As described above, according to the method for separating a polyarylene sulfide oligomer of the present invention, the polyarylene sulfide oligomer is easily separated from a mixed solution containing the polyarylene sulfide oligomer by ordinary centrifugation. be able to. In this case, since the polyarylene sulfide oligomer separated by the method of the present invention has not undergone thermal degradation or the like, when the method of the present invention is applied to the reaction mixture obtained in the production of polyarylene sulfide, the separated polyarylene sulfide oligomer Can be recycled to the reaction system, and the polyarylene sulfide oligomer can be reused at a high rate for effective use.

[Brief description of the drawings]

FIG. 1 is a flowchart showing a method for separating a polyarylene sulfide oligomer of the present invention.
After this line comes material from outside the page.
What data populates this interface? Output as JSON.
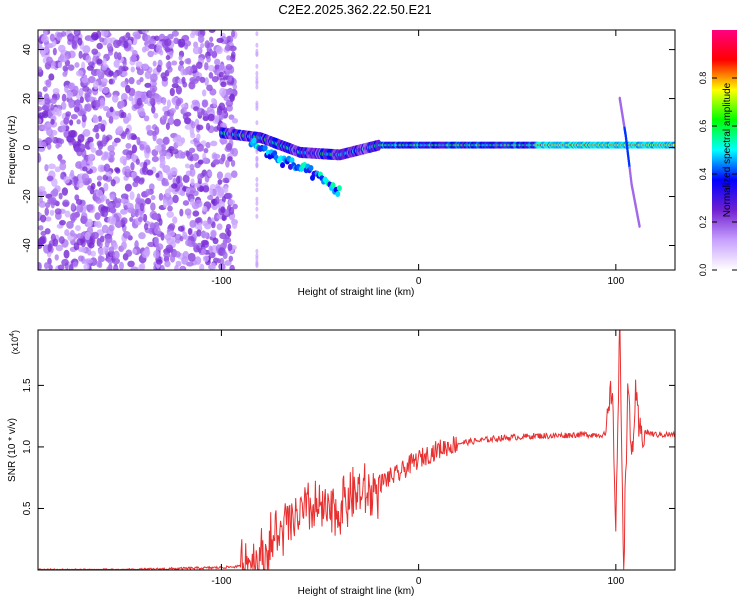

──────────────────────────────────────────────────続 き Continued on the front page (58) Field surveyed (Int. Cl. ⁷ , DB name) C08G 75/00-75/02 C07C 319/26-319/28 C07C 321/24

Claims (3)

(57) [Claims] 1. A reaction mixture obtained by producing a polyarylene sulfide containing a polyarylene sulfide oligomer in the form of primary particles and a solvent, wherein the polyarylene sulfide polymer and NaCl are removed from the reaction mixture. In the method for separating a sulfide oligomer, the NaCl is removed by centrifugation, and water is added at a ratio of 0.1 to 5 weight per 1 weight of the reaction mixture to aggregate the polyarylene sulfide oligomer. A method for separating polyarylene sulfide oligomers, comprising: separating a polyarylene sulfide oligomer in a secondary particle form from the reaction mixture by centrifugation after forming the secondary aryl form. 2. The polyarylene sulfide oligomer is a polyarylene sulfide compound obtained by reacting a dihalogen aromatic compound with an alkali metal sulfide and / or an alkali metal hydrosulfide in a polar solvent, wherein the polyarylene sulfide oligomer is 60 mesh. 2. The method for separating a polyarylene sulfide oligomer according to claim 1, which is a polyarylene sulfide compound other than the polyarylene sulfide polymer separated by the screen. 3. The method for separating a polyarylene sulfide oligomer according to claim 1, wherein the centrifugation is performed using a centrifugal disk type separator or a separator type decanter.